The statues depict Joseph Wheeler (Alabama), Uriah Milton Rose (Arkansas), Edmund Kirby Smith (Florida), Alexander Hamilton Stephens (Georgia), Jefferson Davis (Mississippi), James Zachariah George (Mississippi), Zebulon Baird Vance (North Carolina) and Wade Hampton III (South Carolina). All renounced oaths they had taken to uphold the Constitution and devoted significant parts of their lives to fighting the government of the United States. The monuments were placed in the Capitol by state governments that, under Jim Crow, glorified the South as part of an effort to disenfranchise African American citizens while excluding them from most public places, political offices, formal educational opportunities and high-status careers. They are different from statues of people who enlisted in the confederate army as young men (West Virginia Sen. John Kenna and Supreme Court Chief Justice Edward Douglas White), those who defended slavery without waging war against the United States (Sen. Henry Clay of Kentucky) or simply had very questionable character (Gov. Huey Long of Louisiana.) They committed clear acts of treason and sedition.

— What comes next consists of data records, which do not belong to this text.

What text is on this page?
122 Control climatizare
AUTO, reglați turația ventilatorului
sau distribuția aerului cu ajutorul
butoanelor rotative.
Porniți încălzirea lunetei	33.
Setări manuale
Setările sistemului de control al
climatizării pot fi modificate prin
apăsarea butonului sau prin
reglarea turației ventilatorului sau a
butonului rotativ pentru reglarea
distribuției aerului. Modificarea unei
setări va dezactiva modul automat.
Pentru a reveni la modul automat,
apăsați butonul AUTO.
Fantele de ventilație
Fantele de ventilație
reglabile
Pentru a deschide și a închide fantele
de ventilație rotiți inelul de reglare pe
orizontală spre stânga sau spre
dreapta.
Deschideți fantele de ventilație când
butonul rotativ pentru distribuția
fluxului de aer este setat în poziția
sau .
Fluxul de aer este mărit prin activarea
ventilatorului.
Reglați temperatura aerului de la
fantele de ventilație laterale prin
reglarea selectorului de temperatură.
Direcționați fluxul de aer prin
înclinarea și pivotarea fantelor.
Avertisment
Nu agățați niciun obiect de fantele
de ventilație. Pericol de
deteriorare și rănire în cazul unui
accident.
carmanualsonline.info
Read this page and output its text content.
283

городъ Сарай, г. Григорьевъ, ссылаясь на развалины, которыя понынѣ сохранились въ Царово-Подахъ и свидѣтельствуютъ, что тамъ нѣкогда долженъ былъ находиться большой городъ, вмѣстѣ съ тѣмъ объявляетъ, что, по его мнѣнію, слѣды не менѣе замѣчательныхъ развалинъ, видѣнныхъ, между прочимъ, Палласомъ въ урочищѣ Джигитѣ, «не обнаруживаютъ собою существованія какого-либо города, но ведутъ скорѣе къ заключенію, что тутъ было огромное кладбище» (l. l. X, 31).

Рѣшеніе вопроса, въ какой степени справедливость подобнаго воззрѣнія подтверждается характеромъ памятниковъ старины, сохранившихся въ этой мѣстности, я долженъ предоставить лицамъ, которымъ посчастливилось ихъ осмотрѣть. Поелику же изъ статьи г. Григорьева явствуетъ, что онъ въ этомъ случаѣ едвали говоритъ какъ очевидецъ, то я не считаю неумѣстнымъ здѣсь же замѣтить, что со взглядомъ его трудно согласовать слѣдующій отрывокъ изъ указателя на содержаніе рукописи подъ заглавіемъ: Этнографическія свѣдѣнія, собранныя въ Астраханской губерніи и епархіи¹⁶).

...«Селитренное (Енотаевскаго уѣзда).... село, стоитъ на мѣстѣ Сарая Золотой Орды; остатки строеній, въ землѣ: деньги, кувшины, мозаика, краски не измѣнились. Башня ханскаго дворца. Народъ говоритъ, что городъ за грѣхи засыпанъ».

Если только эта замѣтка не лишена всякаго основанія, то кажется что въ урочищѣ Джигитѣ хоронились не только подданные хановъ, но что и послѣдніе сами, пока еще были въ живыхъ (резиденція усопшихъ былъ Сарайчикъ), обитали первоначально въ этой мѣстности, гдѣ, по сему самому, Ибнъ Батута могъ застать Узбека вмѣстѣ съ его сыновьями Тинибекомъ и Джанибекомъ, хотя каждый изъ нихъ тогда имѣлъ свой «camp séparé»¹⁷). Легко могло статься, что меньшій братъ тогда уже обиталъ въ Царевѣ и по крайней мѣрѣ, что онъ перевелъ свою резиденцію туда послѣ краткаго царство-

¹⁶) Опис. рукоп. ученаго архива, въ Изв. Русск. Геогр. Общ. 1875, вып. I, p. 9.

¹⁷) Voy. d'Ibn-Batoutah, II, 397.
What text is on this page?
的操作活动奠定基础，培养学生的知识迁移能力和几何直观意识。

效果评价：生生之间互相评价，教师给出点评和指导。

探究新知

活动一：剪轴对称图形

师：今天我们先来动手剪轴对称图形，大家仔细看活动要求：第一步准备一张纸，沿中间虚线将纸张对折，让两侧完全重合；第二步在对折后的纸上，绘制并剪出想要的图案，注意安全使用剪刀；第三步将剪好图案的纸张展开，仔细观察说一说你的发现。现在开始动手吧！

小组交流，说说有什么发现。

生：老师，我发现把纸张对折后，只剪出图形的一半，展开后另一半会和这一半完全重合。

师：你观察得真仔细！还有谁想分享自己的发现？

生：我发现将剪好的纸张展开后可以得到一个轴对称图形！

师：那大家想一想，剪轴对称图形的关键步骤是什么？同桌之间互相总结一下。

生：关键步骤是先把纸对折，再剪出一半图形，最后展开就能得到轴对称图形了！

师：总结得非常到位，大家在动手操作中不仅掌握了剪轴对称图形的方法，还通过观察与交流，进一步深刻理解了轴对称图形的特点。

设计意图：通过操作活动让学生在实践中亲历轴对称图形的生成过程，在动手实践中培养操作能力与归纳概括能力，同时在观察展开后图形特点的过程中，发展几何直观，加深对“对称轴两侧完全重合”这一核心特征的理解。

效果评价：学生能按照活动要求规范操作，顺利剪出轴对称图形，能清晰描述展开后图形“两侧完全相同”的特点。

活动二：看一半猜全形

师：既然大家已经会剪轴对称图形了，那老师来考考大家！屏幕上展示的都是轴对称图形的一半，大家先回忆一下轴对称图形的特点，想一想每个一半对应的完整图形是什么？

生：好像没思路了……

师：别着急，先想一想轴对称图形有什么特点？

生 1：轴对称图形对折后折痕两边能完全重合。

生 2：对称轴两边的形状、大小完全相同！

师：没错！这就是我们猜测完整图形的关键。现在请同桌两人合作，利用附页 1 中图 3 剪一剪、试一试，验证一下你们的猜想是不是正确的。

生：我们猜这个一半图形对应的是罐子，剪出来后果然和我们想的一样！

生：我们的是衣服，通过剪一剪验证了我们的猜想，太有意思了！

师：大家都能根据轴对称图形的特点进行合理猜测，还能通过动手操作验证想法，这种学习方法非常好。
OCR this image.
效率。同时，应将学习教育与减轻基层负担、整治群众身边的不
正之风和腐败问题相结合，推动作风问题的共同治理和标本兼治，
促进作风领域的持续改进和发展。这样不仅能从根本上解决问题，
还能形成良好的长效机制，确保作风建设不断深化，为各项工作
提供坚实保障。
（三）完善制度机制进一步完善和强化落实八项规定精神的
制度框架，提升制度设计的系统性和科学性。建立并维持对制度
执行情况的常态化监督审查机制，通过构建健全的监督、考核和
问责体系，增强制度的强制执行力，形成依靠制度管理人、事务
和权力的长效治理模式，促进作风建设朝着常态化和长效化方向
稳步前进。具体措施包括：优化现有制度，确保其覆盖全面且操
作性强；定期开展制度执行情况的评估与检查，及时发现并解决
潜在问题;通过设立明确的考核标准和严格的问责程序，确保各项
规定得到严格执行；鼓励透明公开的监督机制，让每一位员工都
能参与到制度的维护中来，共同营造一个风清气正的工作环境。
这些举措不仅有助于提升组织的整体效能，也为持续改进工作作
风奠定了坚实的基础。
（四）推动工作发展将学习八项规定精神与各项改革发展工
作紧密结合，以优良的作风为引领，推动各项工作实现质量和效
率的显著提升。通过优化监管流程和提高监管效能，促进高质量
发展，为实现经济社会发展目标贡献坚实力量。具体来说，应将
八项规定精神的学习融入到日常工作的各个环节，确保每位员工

While members of Congress have proposed legislation to remove the statues in the past, there’s no reason our national legislature should spend more time debating an issue that, while important, is symbolic. Existing procedures and precedents actually allow the statues to be removed almost immediately. Here’s how it would work: as soon as a few minutes after inauguration on January 20, Speaker Nancy Pelosi and Vice President Kamala Harris (acting in her capacity as president of the Senate) could formally ask the governors of the states that have sent confederate statues to remove them. The governor of Virginia already removed a statue of Robert E. Lee by executive action and the precedent he set should allow all other governors to make the same request without additional process at the federal level.
Further, Florida and Arkansas have already decided to replace their monuments and this action is probably enough to ship those two back immediately even without a request. South Carolina’s statue of Hampton — a major slave holder who later ran paramilitary terrorist organizations working to disenfranchise African Americans — is in a remote corner of the Capitol Visitor Center and has been removed entirely from public view in the past. If the states do not respond within a few days and promise to remove the statues posthaste, Pelosi, Harris, and other parts of the House and Senate leadership should ask the Joint Committee on the Library — responsible for the building’s artistic heritage — to treat them like Hampton’s statue and remove them from public exhibition.
The mob attack on the Capitol did tremendous symbolic damage to a place sacred to American democracy. Removing some statues of men who declared war on the United States in order to defend slavery can begin the process of setting things right.